Sarah Marwick, a GP from Birmingham, has been chasing solar eclipses for the past 25 years, travelling to France, Zimbabwe, Zambia, Libya, China, the Arctic Circle, Wyoming and now Toronto.
At 4am on Tuesday, Sarah Marwick’s alarm went off: it was time to get her children and partner ready for their flight from Heathrow to Toronto, with a stopover in Chicago.
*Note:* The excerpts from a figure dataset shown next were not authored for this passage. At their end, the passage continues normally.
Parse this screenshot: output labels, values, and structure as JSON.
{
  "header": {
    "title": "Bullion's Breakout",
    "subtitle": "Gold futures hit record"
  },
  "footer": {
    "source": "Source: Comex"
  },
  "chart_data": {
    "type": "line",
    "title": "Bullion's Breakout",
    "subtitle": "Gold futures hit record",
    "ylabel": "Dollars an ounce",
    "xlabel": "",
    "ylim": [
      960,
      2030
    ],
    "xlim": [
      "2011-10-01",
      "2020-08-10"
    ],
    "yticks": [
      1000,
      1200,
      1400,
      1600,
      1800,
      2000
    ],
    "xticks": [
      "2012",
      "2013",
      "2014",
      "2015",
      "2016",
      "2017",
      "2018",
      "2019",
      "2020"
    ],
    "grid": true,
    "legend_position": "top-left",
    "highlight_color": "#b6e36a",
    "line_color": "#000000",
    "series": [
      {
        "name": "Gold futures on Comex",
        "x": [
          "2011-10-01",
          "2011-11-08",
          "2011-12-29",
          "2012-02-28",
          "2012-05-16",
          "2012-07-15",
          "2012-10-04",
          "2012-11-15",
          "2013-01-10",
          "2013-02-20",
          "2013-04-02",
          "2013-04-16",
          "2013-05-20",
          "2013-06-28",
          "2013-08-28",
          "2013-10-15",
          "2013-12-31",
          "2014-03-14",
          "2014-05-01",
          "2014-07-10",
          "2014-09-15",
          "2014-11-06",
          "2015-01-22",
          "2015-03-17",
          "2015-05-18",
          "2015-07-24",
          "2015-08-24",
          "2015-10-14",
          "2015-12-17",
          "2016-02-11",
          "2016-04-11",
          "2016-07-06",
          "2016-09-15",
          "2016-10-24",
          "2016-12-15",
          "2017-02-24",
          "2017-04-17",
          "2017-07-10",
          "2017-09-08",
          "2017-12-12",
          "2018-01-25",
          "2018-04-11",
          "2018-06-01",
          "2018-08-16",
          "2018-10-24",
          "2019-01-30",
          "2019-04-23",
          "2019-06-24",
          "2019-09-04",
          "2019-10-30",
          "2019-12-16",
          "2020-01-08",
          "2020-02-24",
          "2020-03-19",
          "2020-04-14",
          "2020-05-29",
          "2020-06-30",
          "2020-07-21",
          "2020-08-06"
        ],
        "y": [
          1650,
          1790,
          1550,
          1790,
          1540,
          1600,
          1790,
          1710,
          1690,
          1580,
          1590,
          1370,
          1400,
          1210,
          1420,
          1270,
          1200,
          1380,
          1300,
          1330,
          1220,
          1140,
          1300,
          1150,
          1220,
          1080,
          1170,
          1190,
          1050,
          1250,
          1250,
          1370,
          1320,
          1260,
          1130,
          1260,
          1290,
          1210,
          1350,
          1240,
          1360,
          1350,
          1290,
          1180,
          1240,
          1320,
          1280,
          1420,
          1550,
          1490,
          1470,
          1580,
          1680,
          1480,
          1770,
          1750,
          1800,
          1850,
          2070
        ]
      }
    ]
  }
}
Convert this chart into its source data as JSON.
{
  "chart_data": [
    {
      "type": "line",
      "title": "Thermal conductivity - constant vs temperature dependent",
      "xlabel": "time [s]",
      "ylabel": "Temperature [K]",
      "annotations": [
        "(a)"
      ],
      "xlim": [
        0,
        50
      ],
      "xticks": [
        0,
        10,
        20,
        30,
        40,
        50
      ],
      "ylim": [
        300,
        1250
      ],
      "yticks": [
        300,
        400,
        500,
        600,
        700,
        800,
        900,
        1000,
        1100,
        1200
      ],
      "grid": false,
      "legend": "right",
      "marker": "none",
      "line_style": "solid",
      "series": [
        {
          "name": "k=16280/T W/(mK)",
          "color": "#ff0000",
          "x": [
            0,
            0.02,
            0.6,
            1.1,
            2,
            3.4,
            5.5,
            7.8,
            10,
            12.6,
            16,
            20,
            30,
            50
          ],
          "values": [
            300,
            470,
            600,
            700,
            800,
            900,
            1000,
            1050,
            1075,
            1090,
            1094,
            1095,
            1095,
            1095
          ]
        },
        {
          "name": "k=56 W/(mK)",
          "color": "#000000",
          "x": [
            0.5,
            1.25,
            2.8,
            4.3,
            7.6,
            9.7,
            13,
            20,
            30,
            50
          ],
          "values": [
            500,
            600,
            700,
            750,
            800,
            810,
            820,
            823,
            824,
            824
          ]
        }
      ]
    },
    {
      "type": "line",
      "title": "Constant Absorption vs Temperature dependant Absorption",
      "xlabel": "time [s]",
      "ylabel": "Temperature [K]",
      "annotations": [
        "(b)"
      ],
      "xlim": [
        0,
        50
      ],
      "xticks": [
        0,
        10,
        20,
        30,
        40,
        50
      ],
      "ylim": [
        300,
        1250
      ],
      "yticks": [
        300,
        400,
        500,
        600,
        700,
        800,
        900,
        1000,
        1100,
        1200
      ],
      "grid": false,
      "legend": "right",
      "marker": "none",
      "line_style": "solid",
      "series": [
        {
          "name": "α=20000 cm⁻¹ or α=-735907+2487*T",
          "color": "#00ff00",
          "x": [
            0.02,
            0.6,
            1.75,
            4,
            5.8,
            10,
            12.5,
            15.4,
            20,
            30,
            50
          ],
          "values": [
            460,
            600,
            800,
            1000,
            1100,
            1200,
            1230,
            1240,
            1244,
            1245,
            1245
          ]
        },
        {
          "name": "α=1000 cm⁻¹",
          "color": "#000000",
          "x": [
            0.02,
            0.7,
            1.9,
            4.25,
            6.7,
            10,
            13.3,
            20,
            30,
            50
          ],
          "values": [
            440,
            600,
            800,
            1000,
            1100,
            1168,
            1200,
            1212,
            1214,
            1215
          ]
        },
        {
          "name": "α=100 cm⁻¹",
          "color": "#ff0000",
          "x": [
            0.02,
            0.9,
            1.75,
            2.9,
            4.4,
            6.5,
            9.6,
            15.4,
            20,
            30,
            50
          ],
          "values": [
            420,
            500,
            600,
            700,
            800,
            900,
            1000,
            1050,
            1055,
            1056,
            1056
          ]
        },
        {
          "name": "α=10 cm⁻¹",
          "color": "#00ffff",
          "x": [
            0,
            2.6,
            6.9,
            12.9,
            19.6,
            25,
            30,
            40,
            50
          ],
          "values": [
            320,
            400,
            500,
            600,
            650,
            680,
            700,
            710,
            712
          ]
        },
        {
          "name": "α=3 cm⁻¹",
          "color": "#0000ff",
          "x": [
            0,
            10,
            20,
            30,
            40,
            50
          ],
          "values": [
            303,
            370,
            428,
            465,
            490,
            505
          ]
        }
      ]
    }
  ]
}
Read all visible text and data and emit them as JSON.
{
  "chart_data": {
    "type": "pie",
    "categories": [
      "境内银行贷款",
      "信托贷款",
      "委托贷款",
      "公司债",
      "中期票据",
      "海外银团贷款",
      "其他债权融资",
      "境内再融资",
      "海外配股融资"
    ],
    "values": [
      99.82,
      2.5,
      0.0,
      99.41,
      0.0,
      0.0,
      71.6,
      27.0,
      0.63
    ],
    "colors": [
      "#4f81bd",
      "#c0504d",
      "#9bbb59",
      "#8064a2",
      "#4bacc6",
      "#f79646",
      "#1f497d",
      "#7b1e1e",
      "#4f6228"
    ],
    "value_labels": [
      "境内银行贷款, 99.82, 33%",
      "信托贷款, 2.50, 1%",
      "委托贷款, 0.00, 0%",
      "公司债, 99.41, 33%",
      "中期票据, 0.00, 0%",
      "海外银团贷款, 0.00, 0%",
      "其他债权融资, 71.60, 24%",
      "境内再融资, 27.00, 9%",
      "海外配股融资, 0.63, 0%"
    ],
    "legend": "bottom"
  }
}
The 3,500-mile journey towards seeing her seventh total solar eclipse had begun.
“It’s kind of an addiction I guess,” the slightly jet-lagged 51-year-old GP from Birmingham said, coffee in hand, during a first-morning call with Sky News from her hotel room in Toronto.
Sarah is preparing for the total solar eclipse on Monday which will stun viewers across the US, Canada and Mexico.
She has so far travelled to France, Africa, Libya, China, Svalbard and Wyoming, as her first experience of the moon’s perfect alignment with the sun and earth made her want to keep chasing total eclipses.
Back then, it was 1999. She was 26 and had just finished university when she travelled with her family to Reims, France, for the event.
There were thick clouds in the sky but it was nonetheless the “most unworldly experience”, Sarah said, as it was like “some kind of end-of-days movie where you see this blackness just approaching you”.
‘The eclipse was perfect’
“It was the most glorious day… the eclipse was perfect. I was absolutely hooked at that point.”
During a total solar eclipse, the sky falls dark as if it were dawn or dusk, and a halo forms around the sun as its light is blocked out by the moon.